Cluster Repartition

Repartitioning a cluster changes the replication factor and the partitioning factor of your cluster without adding or removing nodes from the cluster. For example, if you have a 12-node cluster arranged with partitioning factor of 4 and replication factor of 3 (called a 4 x 3 cluster), you can repartition it to 6 x 2.

You can also change the replication factor when you expand or shrink a cluster. See Expand a Cluster and Shrink a Cluster.

Cluster repartitioning requires several minutes of cluster downtime. The exact amount of downtime varies depending on the size of your cluster.

1. Before you begin

Requirements
  • Ensure that no loading jobs, queries, or REST requests are running on the cluster.

Advice and Precautions
  • Obtain a few key measures for the state of your data before the expansion, such as vertex counts/edge counts or certain query results. This will be useful in verifying data integrity after the expansion completes.

  • Perform a full backup of your existing system before performing the expansion.

2. Procedure

2.1. Calculate new replication factor

To repartition a cluster, calculate the new replication factor for your cluster. You can calculate the replication factor by dividing the total number of nodes in the cluster by the number of partitions you’d like your cluster to have.

2.2. Repartition the cluster

To repartition a cluster, use the gadmin cluster expand command like below. Use the --ha option to indicate the new replication factor of the cluster. For example, the command below will change the replication factor to 2:

$ gadmin cluster expand --ha 2

The partitioning factor of your cluster will change automatically based on your specified replication factor. Its updated value will be the total number of nodes divided by the replication factor.

If the total number of nodes cannot be fully divided by the replication factor, the remainder nodes will be left idle.

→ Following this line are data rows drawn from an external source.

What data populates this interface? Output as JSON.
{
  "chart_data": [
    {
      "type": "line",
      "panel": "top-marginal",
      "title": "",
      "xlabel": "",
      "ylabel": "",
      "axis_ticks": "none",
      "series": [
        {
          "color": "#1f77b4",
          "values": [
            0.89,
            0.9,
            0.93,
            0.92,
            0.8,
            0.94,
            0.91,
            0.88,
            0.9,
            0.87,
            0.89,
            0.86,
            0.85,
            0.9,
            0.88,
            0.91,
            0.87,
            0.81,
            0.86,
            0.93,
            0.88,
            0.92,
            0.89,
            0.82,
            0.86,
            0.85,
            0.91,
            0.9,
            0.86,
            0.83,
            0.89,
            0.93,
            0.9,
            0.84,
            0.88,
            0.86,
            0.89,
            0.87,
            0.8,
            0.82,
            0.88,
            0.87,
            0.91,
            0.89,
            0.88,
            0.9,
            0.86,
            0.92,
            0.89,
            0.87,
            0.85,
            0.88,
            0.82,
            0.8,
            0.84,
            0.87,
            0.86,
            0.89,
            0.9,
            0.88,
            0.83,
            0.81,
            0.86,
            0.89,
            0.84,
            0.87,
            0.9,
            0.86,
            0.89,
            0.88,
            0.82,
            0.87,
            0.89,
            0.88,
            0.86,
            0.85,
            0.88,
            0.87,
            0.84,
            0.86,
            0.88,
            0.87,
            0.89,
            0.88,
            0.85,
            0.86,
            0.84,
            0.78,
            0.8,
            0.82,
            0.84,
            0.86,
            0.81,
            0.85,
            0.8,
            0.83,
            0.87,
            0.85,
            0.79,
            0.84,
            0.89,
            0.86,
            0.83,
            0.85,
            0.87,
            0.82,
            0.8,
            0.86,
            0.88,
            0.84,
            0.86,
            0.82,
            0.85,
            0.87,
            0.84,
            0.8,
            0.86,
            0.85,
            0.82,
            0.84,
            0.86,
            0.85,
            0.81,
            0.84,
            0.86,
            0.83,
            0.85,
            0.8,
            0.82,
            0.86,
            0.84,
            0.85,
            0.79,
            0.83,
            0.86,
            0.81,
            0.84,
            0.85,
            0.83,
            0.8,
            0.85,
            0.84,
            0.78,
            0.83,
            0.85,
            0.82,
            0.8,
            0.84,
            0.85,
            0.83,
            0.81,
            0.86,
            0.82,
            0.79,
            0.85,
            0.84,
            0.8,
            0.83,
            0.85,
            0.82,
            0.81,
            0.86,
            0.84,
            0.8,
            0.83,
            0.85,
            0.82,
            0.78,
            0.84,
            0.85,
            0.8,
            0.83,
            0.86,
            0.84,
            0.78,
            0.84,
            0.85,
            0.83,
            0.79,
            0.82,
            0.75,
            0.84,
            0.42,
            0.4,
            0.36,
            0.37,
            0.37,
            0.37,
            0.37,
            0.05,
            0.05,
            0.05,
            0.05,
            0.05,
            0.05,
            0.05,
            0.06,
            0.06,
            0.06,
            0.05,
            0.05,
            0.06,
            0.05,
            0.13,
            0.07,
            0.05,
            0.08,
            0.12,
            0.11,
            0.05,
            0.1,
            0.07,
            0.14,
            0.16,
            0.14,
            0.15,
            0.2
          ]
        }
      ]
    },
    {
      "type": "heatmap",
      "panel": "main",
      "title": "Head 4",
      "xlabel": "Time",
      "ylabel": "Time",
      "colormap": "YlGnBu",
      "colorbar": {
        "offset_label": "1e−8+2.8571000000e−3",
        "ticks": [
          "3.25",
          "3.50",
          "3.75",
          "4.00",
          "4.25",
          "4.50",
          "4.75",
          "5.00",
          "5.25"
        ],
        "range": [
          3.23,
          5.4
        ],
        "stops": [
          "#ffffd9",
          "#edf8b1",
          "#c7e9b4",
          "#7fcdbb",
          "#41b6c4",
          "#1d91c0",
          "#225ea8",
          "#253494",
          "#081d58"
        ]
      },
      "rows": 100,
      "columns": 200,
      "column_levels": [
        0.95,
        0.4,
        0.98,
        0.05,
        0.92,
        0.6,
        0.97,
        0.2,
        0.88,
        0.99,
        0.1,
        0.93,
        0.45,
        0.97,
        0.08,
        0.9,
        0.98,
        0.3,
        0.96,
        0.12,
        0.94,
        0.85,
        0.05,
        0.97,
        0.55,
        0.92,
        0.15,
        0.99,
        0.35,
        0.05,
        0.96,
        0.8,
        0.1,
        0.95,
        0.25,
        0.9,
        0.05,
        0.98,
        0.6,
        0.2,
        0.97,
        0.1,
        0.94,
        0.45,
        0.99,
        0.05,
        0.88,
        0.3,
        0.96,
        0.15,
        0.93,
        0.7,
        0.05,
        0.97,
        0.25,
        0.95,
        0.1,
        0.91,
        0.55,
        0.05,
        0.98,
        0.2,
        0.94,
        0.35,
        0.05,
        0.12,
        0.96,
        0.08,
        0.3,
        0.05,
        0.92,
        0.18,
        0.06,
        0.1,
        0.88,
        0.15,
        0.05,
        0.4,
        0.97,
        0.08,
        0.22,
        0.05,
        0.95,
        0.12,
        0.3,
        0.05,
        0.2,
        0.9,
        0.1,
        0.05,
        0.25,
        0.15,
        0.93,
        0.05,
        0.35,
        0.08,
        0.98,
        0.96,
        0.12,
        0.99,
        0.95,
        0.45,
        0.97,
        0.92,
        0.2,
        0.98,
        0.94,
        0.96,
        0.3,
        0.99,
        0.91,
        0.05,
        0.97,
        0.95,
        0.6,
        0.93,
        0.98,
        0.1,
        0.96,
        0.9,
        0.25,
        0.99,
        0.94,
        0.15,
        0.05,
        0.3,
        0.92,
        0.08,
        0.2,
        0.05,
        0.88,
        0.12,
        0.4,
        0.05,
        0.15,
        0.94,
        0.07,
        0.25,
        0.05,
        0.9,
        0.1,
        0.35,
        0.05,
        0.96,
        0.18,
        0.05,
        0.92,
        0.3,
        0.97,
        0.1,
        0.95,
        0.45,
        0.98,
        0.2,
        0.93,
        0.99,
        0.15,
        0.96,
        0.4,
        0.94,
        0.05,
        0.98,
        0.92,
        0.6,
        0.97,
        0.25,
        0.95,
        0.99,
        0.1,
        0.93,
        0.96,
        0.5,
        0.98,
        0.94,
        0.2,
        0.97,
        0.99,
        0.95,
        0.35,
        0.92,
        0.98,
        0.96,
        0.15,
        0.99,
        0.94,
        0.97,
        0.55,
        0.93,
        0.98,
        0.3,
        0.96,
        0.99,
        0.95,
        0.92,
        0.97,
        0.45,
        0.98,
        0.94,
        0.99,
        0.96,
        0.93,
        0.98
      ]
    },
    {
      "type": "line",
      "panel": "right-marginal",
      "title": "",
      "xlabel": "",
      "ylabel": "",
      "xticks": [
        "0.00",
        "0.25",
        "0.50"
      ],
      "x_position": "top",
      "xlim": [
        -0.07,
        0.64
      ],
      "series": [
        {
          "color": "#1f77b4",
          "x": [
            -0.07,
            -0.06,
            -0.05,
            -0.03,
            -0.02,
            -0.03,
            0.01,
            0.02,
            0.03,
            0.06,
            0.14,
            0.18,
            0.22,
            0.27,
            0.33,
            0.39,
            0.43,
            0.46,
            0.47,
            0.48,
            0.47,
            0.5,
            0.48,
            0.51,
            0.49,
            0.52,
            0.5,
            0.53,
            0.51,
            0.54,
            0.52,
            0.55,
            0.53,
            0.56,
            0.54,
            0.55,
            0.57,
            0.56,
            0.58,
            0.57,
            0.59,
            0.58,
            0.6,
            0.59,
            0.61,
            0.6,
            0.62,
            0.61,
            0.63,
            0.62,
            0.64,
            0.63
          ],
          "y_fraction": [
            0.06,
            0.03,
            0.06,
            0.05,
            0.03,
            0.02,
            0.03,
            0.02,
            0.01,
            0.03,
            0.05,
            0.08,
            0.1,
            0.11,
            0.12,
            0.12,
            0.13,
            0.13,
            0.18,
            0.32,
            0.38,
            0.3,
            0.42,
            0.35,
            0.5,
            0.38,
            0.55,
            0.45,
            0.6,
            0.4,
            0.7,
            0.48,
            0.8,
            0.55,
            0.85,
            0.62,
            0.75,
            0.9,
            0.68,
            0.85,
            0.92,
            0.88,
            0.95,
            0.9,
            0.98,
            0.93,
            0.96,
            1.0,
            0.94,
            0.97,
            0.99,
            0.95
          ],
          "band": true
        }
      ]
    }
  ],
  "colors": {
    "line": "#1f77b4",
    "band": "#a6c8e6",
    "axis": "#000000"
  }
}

For example, assume you begin with a 5-node cluster with a replication factor of 1 and a partitioning factor of 5. Changing the replication factor to 2 without adding new nodes will change the distribution of your cluster to be 2 x 2, with one node being left idle. To avoid nodes being left idle, ensure that you pick a replication factor that can cleanly divide the total number of nodes you have in the cluster.

2.2.1. Supply a staging location

Extra disk space is required during cluster repartition. If more space is not available on the same disk, you can supply a staging location on a different disk to hold temporary data:

$ gadmin cluster expand --stagingPath /tmp/

If you choose to supply a staging location, make sure that the TigerGraph Linux user has write permission to the path you provide. The overall amount of space required for cluster repartition on each node is (1 + ceiling(oldPartition/newPartition) ) * dataRootSize. oldPartition and newPartition stand for the partitioning factors of the cluster before and after repartition, respectively; dataRootSize stands for the size of the data root folder on the node.

For example, assume you are repartitioning from a 6-node cluster with a replication factor of 2 and a partitioning factor of 3, to a 6-node cluster with a replication factor of 3 and a partitioning factor of 2, and the size of the data root folder on a node is 50GB. You would need more than (1 + ceiling(3/2)) * 50) = 150 GB of free space on the staging path.

2.3. Verify success and delete temporary files

When the repartition completes, you should see a message confirming the completion of the cluster change. The message will also include the location of the temporary files created during the repartition.

Verify data integrity by comparing vertex/edge counts or query results. After confirming a successful repartition, delete the temporary files to free up disk space.